R.J. Reynolds settles with Gansler

by Nick Rees |
Jan. 27, 2010, 3:00pm


BALTIMORE (Legal Newsline) - R.J. Reynolds Tobacco Company will end its use of cartoons and brand name merchandise and restrict its marketing practice for its tobacco product brands in Maryland following a settlement with state Attorney General Douglas Gansler.

Gansler alleged that R.J. Reynolds' Camel Farm marketing campaign's alleged use of cartoons and brand name merchandise was in violation of the 1998 Tobacco Master Settlement Agreement and Consent Decree. In addition to ending its campaign, R.J. Reynolds will pay the state of Maryland $150,000.

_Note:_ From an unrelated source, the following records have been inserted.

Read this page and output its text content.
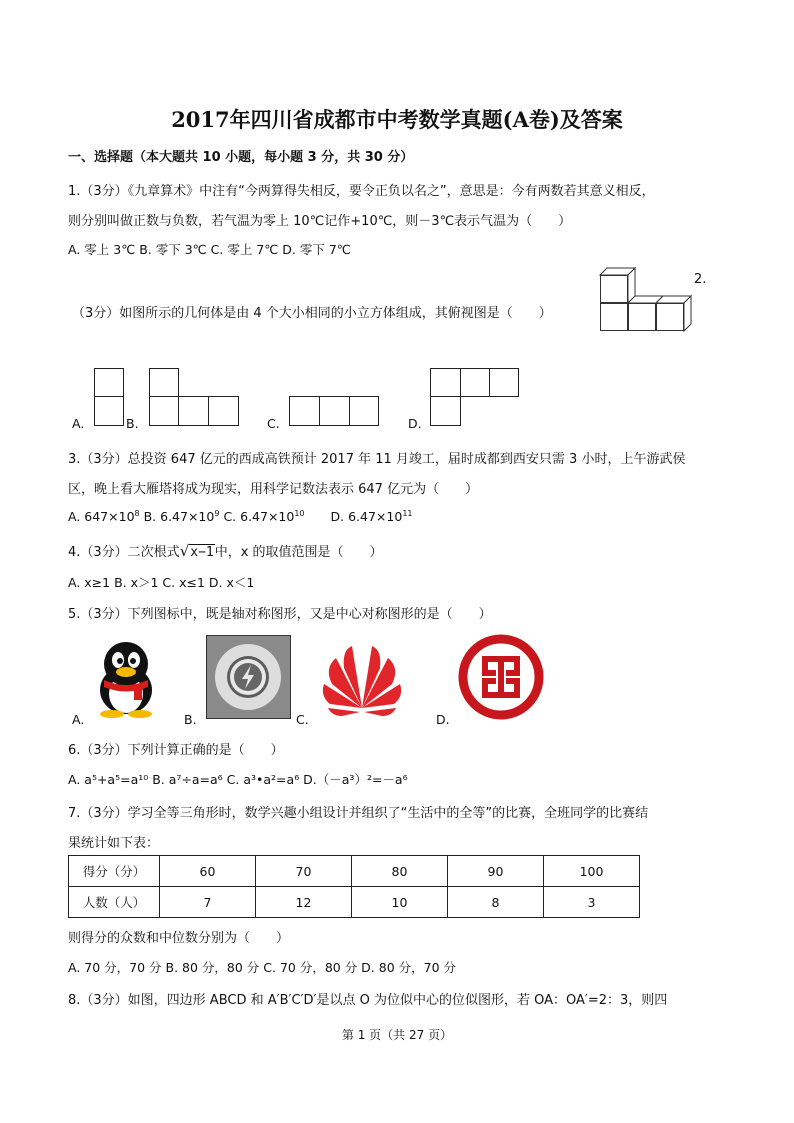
2017年四川省成都市中考数学真题(A卷)及答案
一、选择题（本大题共 10 小题，每小题 3 分，共 30 分）
1.（3分）《九章算术》中注有“今两算得失相反，要令正负以名之”，意思是：今有两数若其意义相反，
则分别叫做正数与负数，若气温为零上 10℃记作+10℃，则－3℃表示气温为（　　）
A. 零上 3℃ B. 零下 3℃ C. 零上 7℃ D. 零下 7℃
2.
（3分）如图所示的几何体是由 4 个大小相同的小立方体组成，其俯视图是（　　）
A.	B.	C.	D.
3.（3分）总投资 647 亿元的西成高铁预计 2017 年 11 月竣工，届时成都到西安只需 3 小时，上午游武侯
区，晚上看大雁塔将成为现实，用科学记数法表示 647 亿元为（　　）
A. $647\times 10^8$ B. $6.47\times 10^9$ C. $6.47\times 10^{10}$ D. $6.47\times 10^{11}$
4.（3分）二次根式√x−1中，x 的取值范围是（　　）
A. x≥1 B. x＞1 C. x≤1 D. x＜1
5.（3分）下列图标中，既是轴对称图形，又是中心对称图形的是（　　）
A.	B.	C.	D.
6.（3分）下列计算正确的是（　　）
A. a⁵+a⁵=a¹⁰ B. a⁷÷a=a⁶ C. a³•a²=a⁶ D.（－a³）²=－a⁶
7.（3分）学习全等三角形时，数学兴趣小组设计并组织了“生活中的全等”的比赛，全班同学的比赛结
果统计如下表：
得分（分）	60	70	80	90	100
人数（人）	7	12	10	8	3
则得分的众数和中位数分别为（　　）
A. 70 分，70 分 B. 80 分，80 分 C. 70 分，80 分 D. 80 分，70 分
8.（3分）如图，四边形 ABCD 和 A′B′C′D′是以点 O 为位似中心的位似图形，若 OA：OA′=2：3，则四
第 1 页（共 27 页）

"In its Camel Farm campaign, Reynolds turned a blind eye to its obligations under the MSA to never again use cartoons or to give away branded trinkets to promote its deadly products in Maryland," Gansler said.

"These dangerous tobacco industry tactics sabotage efforts by public health professionals, doctors, parents and educators to prevent smoking among youth and young adults.

"This settlement holds Reynolds accountable for bringing the Camel Farm campaign to Maryland in the first place and, by specifying and clarifying the MSA's restrictions on cartoons and giveaways, prevents Reynolds from evading these important protections in the future."

Reynolds is prohibited by the 1998 MSA from using cartoons or distributing brand name merchandise to promote its cigarettes. In Dec. 2007, Maryland and eight other states filed actions against Reynolds that challenged the company's marketing tactic. That action arose from a marketing campaign that promoted Camel cigarettes to young adults by supporting indie rock and independent record label bands and their music.

"Maryland's settlement with Reynolds is one of several efforts by many States, including parallel litigation brought by the Attorneys General of California, Connecticut, Illinois, Maine, New York, Ohio, Pennsylvania and Washington, to monitor and enforce the life-saving concessions we won in the 1998 MSA," Gansler said. "Big Tobacco requires big enforcement by the States."

Maryland is the only state to date to have reached a settlement resulting in the termination of Reynolds' Camel Farm marketing campaign.

R.J. Reynolds will, under terms of the settlement, terminate the Camel Farm program and refrain from ever distributing any of the marketing materials created in connection with the campaign again.